# XGBoost运行示例

以下示例仅用于说明XGBoost的工作流程，目前仅支持单机测试。

加载数据集

In [43]:
import pandas as pd
import os
from PSI import PSICompany, PSIPartner

project_dir = os.path.dirname(os.path.abspath(''))
data_dir = os.path.join(project_dir, 'Datasets', 'data', 'data')
host_data = pd.read_csv(os.path.join(data_dir, 'breast_hetero_host.csv'))
guest_data = pd.read_csv(os.path.join(data_dir, 'breast_hetero_guest.csv'))

company_key, company_features = host_data['id'], host_data.drop(columns=['id'])
partner_key, partner_features = guest_data['id'], guest_data.drop(columns=['id'])
company_key = company_key.astype(str)
partner_key = partner_key.astype(str)
company_features = company_features.to_numpy()
partner_features = partner_features.to_numpy()

XGBoost需要在PSI开始之前预先分桶

In [None]:
from XGBoost import quantize_buckets
import numpy as np

Quantiles1, _, buckets_labels1 = quantize_buckets(company_features, k=50)
Quantiles2, _, buckets_labels2 = quantize_buckets(partner_features[:,:-1], k=50) #最后一列是y无需分桶
pass

PSI

注意此处每条数据每个属性的分桶标签作为public_features传入

In [45]:
company = PSICompany(company_key, company_features, buckets_labels1)
partner = PSIPartner(partner_key, partner_features, buckets_labels2)

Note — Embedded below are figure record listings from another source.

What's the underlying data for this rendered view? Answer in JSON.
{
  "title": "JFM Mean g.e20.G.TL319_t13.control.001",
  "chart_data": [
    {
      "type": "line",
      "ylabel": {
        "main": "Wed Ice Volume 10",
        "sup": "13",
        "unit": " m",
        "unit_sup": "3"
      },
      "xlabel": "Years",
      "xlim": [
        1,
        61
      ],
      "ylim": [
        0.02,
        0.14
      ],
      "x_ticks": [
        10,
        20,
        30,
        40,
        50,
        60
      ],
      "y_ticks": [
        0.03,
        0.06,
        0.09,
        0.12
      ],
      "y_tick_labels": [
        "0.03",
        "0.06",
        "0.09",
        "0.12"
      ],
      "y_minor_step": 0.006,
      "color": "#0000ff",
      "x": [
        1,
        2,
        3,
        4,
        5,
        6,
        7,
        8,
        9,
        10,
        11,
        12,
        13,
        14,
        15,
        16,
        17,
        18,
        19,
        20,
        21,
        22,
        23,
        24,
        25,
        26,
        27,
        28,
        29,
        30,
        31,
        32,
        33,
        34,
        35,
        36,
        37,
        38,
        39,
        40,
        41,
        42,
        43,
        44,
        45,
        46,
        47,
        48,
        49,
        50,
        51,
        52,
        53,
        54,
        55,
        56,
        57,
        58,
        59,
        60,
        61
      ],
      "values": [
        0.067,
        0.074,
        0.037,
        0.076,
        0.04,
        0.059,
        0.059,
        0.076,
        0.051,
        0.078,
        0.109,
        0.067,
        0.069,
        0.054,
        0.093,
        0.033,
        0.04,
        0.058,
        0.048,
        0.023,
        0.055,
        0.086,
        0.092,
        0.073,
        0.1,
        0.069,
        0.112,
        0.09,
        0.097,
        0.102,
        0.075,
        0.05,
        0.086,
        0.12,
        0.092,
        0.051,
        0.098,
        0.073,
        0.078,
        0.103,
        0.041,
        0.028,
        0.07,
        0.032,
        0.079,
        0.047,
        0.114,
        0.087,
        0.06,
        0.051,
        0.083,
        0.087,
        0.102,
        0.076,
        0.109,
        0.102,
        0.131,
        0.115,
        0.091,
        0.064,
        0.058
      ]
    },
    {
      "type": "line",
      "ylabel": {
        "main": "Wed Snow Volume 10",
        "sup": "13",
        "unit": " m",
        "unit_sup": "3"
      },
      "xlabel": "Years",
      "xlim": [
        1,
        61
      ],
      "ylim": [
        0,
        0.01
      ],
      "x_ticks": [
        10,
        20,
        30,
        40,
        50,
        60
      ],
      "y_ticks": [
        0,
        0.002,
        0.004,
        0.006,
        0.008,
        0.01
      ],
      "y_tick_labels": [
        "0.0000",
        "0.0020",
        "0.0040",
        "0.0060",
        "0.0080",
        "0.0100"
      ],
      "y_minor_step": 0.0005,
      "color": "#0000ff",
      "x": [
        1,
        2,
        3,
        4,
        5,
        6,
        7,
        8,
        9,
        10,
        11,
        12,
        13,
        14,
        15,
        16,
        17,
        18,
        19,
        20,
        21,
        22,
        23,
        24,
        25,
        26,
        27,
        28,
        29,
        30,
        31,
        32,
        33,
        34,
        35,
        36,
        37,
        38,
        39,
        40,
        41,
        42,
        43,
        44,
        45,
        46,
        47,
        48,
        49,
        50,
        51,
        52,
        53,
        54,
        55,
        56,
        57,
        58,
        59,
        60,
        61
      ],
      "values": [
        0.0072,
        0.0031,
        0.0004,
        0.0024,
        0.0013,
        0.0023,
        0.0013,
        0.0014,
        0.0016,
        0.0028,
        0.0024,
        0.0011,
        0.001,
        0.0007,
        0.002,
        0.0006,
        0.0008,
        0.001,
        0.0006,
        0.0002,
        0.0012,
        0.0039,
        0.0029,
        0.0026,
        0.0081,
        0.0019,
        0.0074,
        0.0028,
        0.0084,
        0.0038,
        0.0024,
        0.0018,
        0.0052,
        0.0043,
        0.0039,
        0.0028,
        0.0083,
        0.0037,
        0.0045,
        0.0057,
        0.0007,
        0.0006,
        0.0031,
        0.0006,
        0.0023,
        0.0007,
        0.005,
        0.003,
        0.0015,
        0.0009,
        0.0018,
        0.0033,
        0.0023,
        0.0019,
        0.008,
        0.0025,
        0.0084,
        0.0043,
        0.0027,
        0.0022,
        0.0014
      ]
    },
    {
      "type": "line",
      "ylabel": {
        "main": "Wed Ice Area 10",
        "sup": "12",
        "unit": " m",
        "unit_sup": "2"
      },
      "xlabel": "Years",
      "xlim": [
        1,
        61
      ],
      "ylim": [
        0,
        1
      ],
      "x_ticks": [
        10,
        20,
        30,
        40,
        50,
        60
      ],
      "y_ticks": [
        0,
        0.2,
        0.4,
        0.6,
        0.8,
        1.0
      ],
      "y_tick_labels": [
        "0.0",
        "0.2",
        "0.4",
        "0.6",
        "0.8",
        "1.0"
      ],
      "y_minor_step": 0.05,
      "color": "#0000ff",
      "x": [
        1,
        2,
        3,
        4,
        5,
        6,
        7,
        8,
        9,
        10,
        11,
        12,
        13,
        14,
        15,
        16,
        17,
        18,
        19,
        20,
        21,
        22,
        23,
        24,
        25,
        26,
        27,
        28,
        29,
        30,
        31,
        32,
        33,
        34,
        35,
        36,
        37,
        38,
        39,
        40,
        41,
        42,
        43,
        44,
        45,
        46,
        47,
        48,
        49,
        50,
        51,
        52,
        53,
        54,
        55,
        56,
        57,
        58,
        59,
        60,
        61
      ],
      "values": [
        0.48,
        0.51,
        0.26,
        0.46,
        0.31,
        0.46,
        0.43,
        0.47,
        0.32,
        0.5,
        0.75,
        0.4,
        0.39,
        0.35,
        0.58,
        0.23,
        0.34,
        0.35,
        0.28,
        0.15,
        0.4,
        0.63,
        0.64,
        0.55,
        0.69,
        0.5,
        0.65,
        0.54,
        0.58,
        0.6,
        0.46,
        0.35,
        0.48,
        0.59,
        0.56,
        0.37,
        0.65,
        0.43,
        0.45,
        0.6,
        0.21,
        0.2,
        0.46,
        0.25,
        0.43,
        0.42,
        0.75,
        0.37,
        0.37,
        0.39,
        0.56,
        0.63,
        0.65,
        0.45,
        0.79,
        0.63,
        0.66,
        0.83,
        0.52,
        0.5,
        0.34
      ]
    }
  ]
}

U_c, company_pk = company.exchange()
E_c, U_p, partner_pk = partner.exchange(U_c, company_pk)
L, R_cI = company.compute_intersection(E_c, U_p, partner_pk)
R_pI = partner.output_shares(L)
company_share = R_cI[0]
partner_share = R_pI[0]

Computing masked company cipher
Computing masked partner cipher
Computing company shares
Computing partner shares


获取交集的分桶标签

In [46]:
company_buckets_labels = R_cI[1]
partner_buckets_labels = R_pI[1]
buckets_labels = np.concatenate((company_buckets_labels, partner_buckets_labels), axis=1)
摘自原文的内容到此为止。